Wednesday, September 7, 2011

ANZAC Biscuits

Have you ever craved something you've never even tasted? Something you've never really even seen in person? It makes sense, though, because people yearn for new experiences like sky-diving or running with the bulls. So why wouldn't those same feelings apply to food?

I had come across ANZAC biscuits in my regular food blog stalking, a cookbook or two, and maybe even an issue of a magazine. But they were never in bakeries. It really baffled me. Until I bothered to read the head-note on one particular recipe. And then everything clicked.

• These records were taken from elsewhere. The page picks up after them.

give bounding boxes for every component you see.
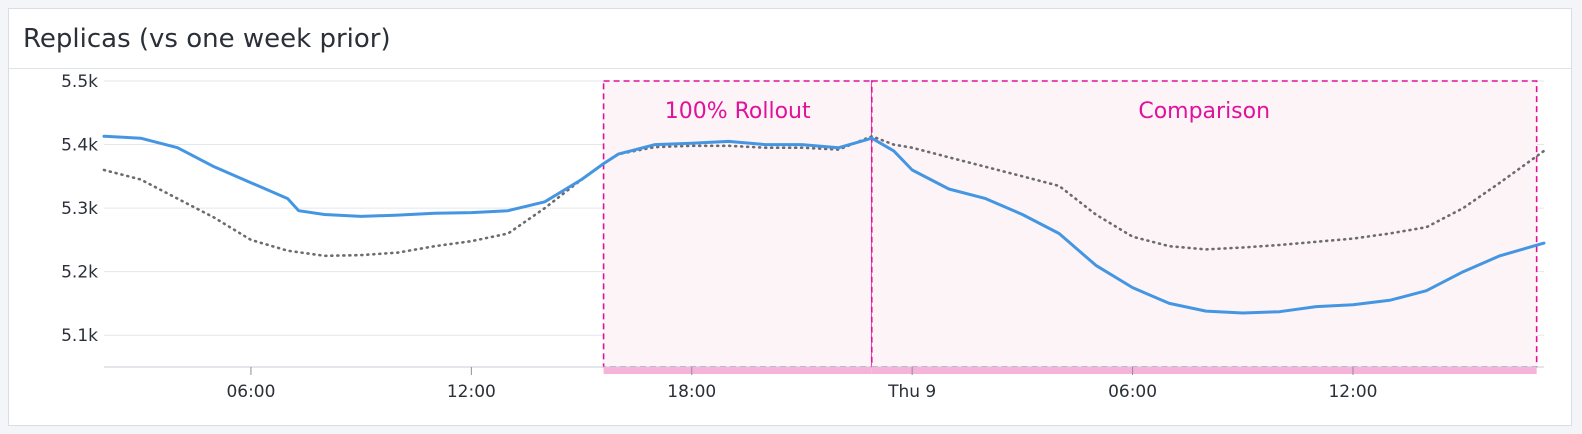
- annotation-marker: [603, 367, 872, 374]
- x-tick-label: 06:00: [1108, 382, 1157, 402]
- x-tick-label: Thu 9: [887, 382, 936, 402]
- replicas-chart[interactable]: 100% Rollout Comparison 5.5k5.4k5.3k5.2k5…: [9, 69, 1571, 425]
- y-tick-label: 5.3k: [61, 199, 98, 219]
- x-tick-label: 12:00: [447, 382, 496, 402]
- annotation-label: 100% Rollout: [665, 99, 811, 124]
- annotation-marker: [871, 367, 1537, 374]
- annotation-band: [603, 81, 872, 367]
- x-tick-label: 06:00: [226, 382, 275, 402]
- annotation-band: [871, 81, 1537, 367]
- y-tick-label: 5.1k: [61, 326, 98, 346]
- y-tick-label: 5.2k: [61, 263, 98, 283]
- chart-panel: Replicas (vs one week prior) 100% Rollou…: [8, 8, 1572, 426]
- series-line-week-prior: [102, 135, 1546, 258]
- y-tick-label: 5.5k: [61, 72, 98, 92]
- series-lines: [102, 134, 1546, 315]
- y-tick-label: 5.4k: [61, 136, 98, 156]
- annotation-label: Comparison: [1138, 99, 1270, 124]
- panel-header: Replicas (vs one week prior): [9, 9, 1571, 69]
- x-axis: 06:00 12:00 18:00 Thu 9 06:00 12:00: [104, 366, 1544, 402]
- x-tick-label: 18:00: [667, 382, 716, 402]
- annotation-bands: 100% Rollout Comparison: [602, 80, 1538, 374]
- x-tick-label: 12:00: [1328, 382, 1377, 402]
- panel-title: Replicas (vs one week prior): [23, 23, 391, 54]
- y-axis: 5.5k 5.4k 5.3k 5.2k 5.1k: [61, 72, 98, 346]
- series-line-current: [102, 134, 1546, 315]
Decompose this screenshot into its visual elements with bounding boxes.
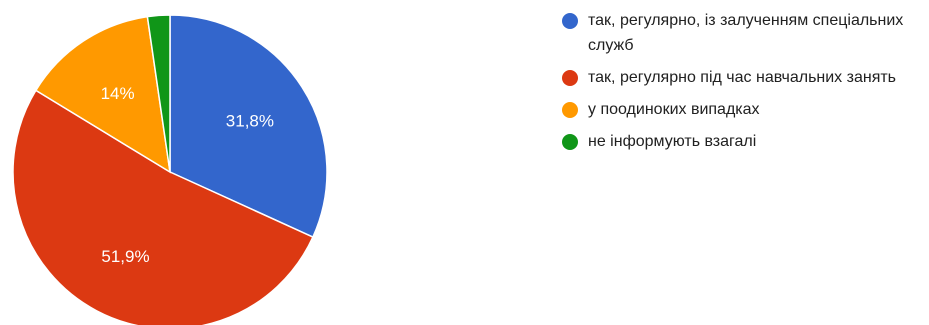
legend-swatch-icon — [562, 102, 578, 118]
legend-label: не інформують взагалі — [588, 133, 757, 150]
chart-legend: так, регулярно, із залученням спеціальни… — [562, 8, 929, 161]
pie-slice[interactable] — [34, 15, 171, 174]
legend-item[interactable]: так, регулярно, із залученням спеціальни… — [562, 8, 929, 58]
legend-label: у поодиноких випадках — [588, 101, 760, 118]
legend-item[interactable]: у поодиноких випадках — [562, 97, 929, 122]
legend-swatch-icon — [562, 13, 578, 29]
slice-value-label: 31,8% — [226, 112, 274, 131]
legend-item[interactable]: так, регулярно під час навчальних занять — [562, 65, 929, 90]
pie-slice[interactable] — [169, 14, 328, 239]
slice-value-label: 51,9% — [101, 247, 149, 266]
legend-label: так, регулярно під час навчальних занять — [588, 69, 897, 86]
legend-item[interactable]: не інформують взагалі — [562, 129, 929, 154]
pie-slice[interactable] — [146, 14, 171, 173]
pie-chart: 31,8% 51,9% 14% — [12, 14, 328, 325]
slice-value-label: 14% — [101, 84, 135, 103]
legend-label: так, регулярно, із залученням спеціальни… — [588, 12, 904, 54]
legend-swatch-icon — [562, 134, 578, 150]
legend-swatch-icon — [562, 70, 578, 86]
pie-slice[interactable] — [12, 89, 314, 325]
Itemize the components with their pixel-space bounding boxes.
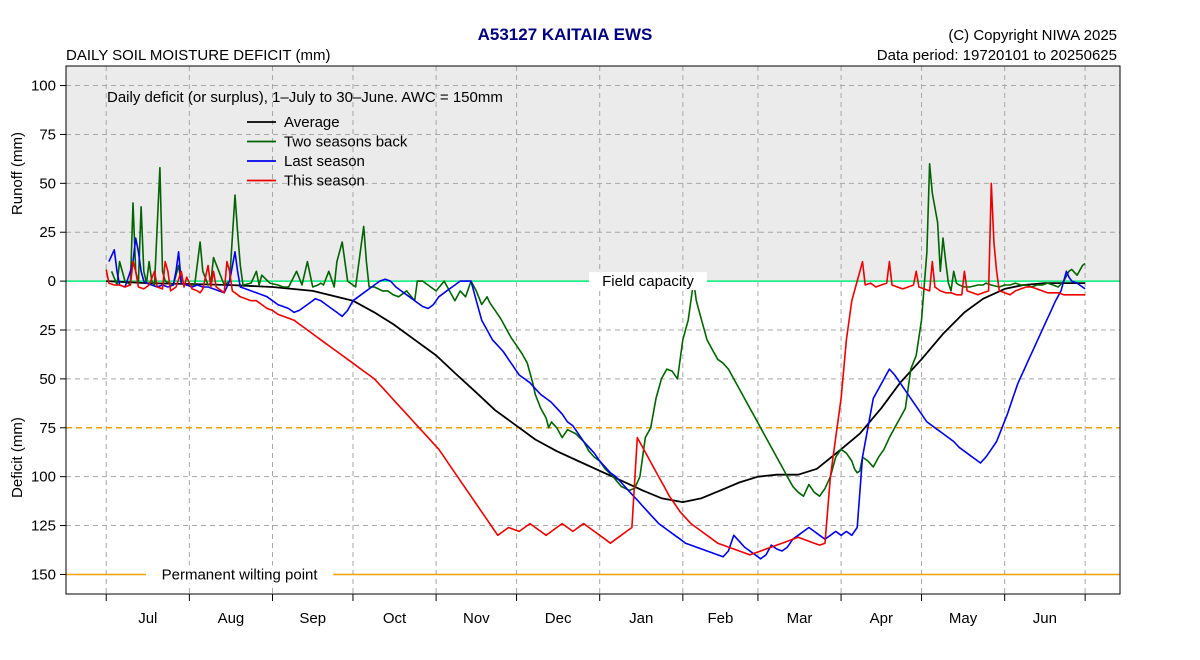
y-axis: 100 75 50 25 0 25 50 75 100 125 150 — [31, 78, 66, 583]
reference-label-background — [589, 272, 707, 291]
data-period-text: Data period: 19720101 to 20250625 — [877, 47, 1117, 64]
legend-label-this-season: This season — [284, 173, 365, 190]
x-tick-label-jan: Jan — [629, 610, 653, 627]
y-tick-label: 50 — [39, 175, 56, 192]
legend-label-last-season: Last season — [284, 153, 365, 170]
y-tick-label: 125 — [31, 518, 56, 535]
x-tick-label-oct: Oct — [383, 610, 407, 627]
y-tick-label: 25 — [39, 322, 56, 339]
x-tick-label-apr: Apr — [870, 610, 893, 627]
legend-label-average: Average — [284, 114, 340, 131]
series-line-this-season — [105, 182, 1086, 556]
y-tick-label: 50 — [39, 371, 56, 388]
y-tick-label: 0 — [48, 273, 56, 290]
chart-annotation: Daily deficit (or surplus), 1–July to 30… — [107, 89, 503, 106]
reference-label-field-capacity: Field capacity — [602, 273, 694, 290]
x-axis: Jul Aug Sep Oct Nov Dec Jan Feb Mar Apr May Jun — [105, 594, 1086, 627]
series-line-last-season — [108, 237, 1086, 560]
chart-title: A53127 KAITAIA EWS — [478, 25, 653, 44]
y-tick-label: 75 — [39, 420, 56, 437]
reference-label-wilting-point: Permanent wilting point — [162, 566, 319, 583]
series-line-average — [106, 280, 1086, 504]
x-tick-label-may: May — [949, 610, 978, 627]
plot-area: Field capacity Permanent wilting point — [65, 65, 1121, 595]
x-tick-label-jul: Jul — [138, 610, 157, 627]
legend: Average Two seasons back Last season This s… — [247, 114, 408, 190]
chart-subtitle: DAILY SOIL MOISTURE DEFICIT (mm) — [66, 47, 330, 64]
reference-labels: Field capacity Permanent wilting point — [146, 272, 707, 584]
series-lines — [105, 163, 1086, 560]
y-axis-label-runoff: Runoff (mm) — [9, 132, 26, 215]
grid-lines — [66, 66, 1120, 594]
series-line-two-seasons-back — [110, 163, 1086, 498]
legend-label-two-seasons-back: Two seasons back — [284, 134, 408, 151]
x-tick-label-dec: Dec — [545, 610, 572, 627]
y-tick-label: 75 — [39, 126, 56, 143]
copyright-text: (C) Copyright NIWA 2025 — [948, 27, 1117, 44]
y-tick-label: 100 — [31, 469, 56, 486]
x-tick-label-feb: Feb — [707, 610, 733, 627]
y-tick-label: 25 — [39, 224, 56, 241]
x-tick-label-nov: Nov — [463, 610, 490, 627]
y-tick-label: 150 — [31, 566, 56, 583]
x-tick-label-mar: Mar — [787, 610, 813, 627]
x-tick-label-aug: Aug — [218, 610, 245, 627]
x-tick-label-jun: Jun — [1033, 610, 1057, 627]
reference-label-background — [146, 565, 334, 584]
y-tick-label: 100 — [31, 78, 56, 95]
x-tick-label-sep: Sep — [299, 610, 326, 627]
y-axis-label-deficit: Deficit (mm) — [9, 417, 26, 498]
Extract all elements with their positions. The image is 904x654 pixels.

DSC_0009 Australia and New Zealand Army Corps. Ohhhhhh. They are Australian. That makes so much sense. I went back through the different recipes I had bookmarked and realized the food blogs were Australian. The books were Australian. The magazine was Australian. Duh. I can be such a dope sometimes. These really should not be relegated to the land down under. I'd be happy to throw a big party with all the Aussies on April 25 (ANZAC Day, if you can believe it) just so I could indulge in these little gems.

As a huge fan of oats and coconut separately, I honestly don't know how I hadn't thought to put them together before into one ooey, gooey cookie. They taste almost treacle-y and are quite sweet, so one will do. Although, I had no issue wolfing down three straight from the freezer a few days ago. But we don't need to dwell on that fact. Make these, and make them now. Because you've truly missed out on a very special cookie.

DSC_0008 ANZAC Biscuits
Adapted from The Real Food Companion
Makes 2 dozen

1 cup rolled oats
2/3 cup all-purpose flour
1 cup granulated sugar
1/2 cup shredded sweetened coconut
1/2 cup butter, cubed, at room temperature
2 tablespoons golden syrup or honey
1 1/2 teaspoons baking soda

Preheat oven to 350. Line two baking sheets with parchment paper. Whisk oats, flour, sugar, and coconut together in a large bowl. Make a well in the center. Heat butter and golden syrup in a saucepan over medium heat until melted. Stir to combine. Stir in baking soda. Pour butter mixture into dry ingredients and mix to combine. Place dessertspoon-sized blobs on prepared baking sheets. Bake for 15-20 minutes, until golden. Cool on a wire rack.